İbrahim MARAŞ[i]
Birkaç gün önce bir televizyon kanalında Dücane Cündioğlu’nun katıldığı programdaki konuşmalarının epey tartışıldığını görünce merak ettim ve bugün dinleme imkânım oldu. Doğal olarak herkes kendi bakış açısından haklı haksız birçok eleştiri yapmışlar. Nihayetinde Cündioğlu’nun sarfettiği sözler kendi bakış açısıdır ve bunu ilk kez de söylememektedir. Ama bazı “İslamcı yazarlar” var ki, her zaman olduğu gibi saçma sapan ve insana yakışmayan tepkiler verdiler ve onu “karşı mahalleye yaranmak” ve “hiç” olmakla suçladılar. Biz de kendi bakış açımızdan, hak verdiklerimizden fazla bahsetmeden, onun bazı söylemlerini eleştireceğiz. Genel olarak konuşmasının birçok bölümünde itiraz edilebilecek fazla bir şey yoktur. Özellikle de çağa sırtını tamamen dönmüş, zamanı asla anlayamamış, ideolojik kamplaşmalara ayrılmış, kapanarak, bedevileşerek sözde dini bilinci artırmak isteyen evrensel üretimden yoksun bir İslam dünyasından ve Türkiye’den bahsetmesi ve en önemlisi de İslam dünyasının Batı tarafından “İslamlaştırıldığını” söylemesi tamamen doğrudur. Ancak onun konuşmasının bazı noktalarında, bize göre, birtakım felsefi problemler vardır.

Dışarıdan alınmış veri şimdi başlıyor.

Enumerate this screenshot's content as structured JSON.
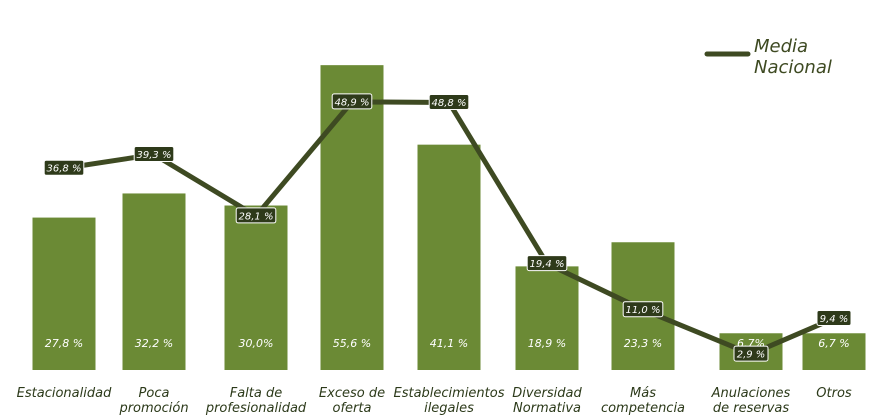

İlk olarak Cündioğlu’nun söyleminde dinin “düş”e ve rüyaya indirgeniyor gibi görülmesi meselesinden bahsedeceğiz. Bize göre, yeterli açıklama ve temellendirme yapmadan, dini tek başına muhayyileye ve aklı bir kenara bırakıp sadece inanma temelli rüyaya, düşe bağlamak doğru değildir. Elbette Cündioğu’nun “düş” demesinden sadece uyku “düş”ü anlamı çıkaramadığımız gibi, aklı bir kenara bıraktığını da söyleyemeyiz. Ama onun, söyleminde, “düş”ü daha çok öne çıkarması böyle bir izlenim ortaya çıkarmaktadır, hâlbuki Vahyin temeli sadece düş değil, aynı zamanda akıldır. Hatta “düş”, Vahyin temeli değil aracısıdır demek daha doğrudur. Bunu düşünce tarihinde sistemli olarak bilginin temellerinden birisi şeklinde değerlendiren ilk düşünürler Farabi ve İbn Sina’dır. Bu düşünürler, meseleyi vahyin/nübüvvetin ispatı açısından değerlendirmişlerdir. “Düş”ün zemini olan muhayyile, hayal etme gücü, hem duyulardan ve vehimden hem de tümel bir güç olan melekî güçten etkiler alır. Bu güç, akıldan ne kadar çok beslenirse o kadar soyut ve arınmış bir bilgi haline gelir. Akıl, düşü, yani muhayyileyi de içine alan daha geniş bir anlam çerçevesine sahiptir. Bu yüzden Farabi, muhayyile gücüne dayalı tahayyülü (iradeyi dâhil ederek) daha genel kabul ederken teemmül’ü, yani akletmeyi daha özel, iradenin yanında ihtiyarın da, seçmenin de dâhil olduğu rafine bir bilgi olarak görür. Buradan bakılacak olursa muhayyile daha geneldir ama aklî ihtiyarı içermez. Bu noktada ikinci bir konu da şudur: Vahiy, “sadece düştür” dediğinizde lafza bürünmüş çelişkisiz ve insanların mantığına seslenen sözlerin, yani lafzî vahyin bir anlamı kalmaz. Kur’an’ın muhataplarının çoğunluğunun sadece muhayyileye dayalı bir zihin dünyasına sahip oldukları kesindir. Ama bu, din dilinin aklı temele almadığını göstermez. Nahl suresi 125. Ayete baktığımızda insanlara hakikatin anlatımında, esas olarak, hikmetin, metotlu felsefi akletmenin temele alındığını, ama önemli bir çoğunluğun muhayyileye dayanan hitabet ehli olduğu gerçeğinin de unutulmaması gerektiği üzerinde durulur. Ayette sıralama oldukça önemlidir. Birinci sırada, azınlıkta da olsa, ideal olan, hikmet, ikinci sırada çoğunluğu teşkil eden muhayyileye dayalı hitabet ve nihayet üçüncü sırada, yine azınlık olan, basit akli temellendirme ve iknaya dayalı cedel metodu zikredilir.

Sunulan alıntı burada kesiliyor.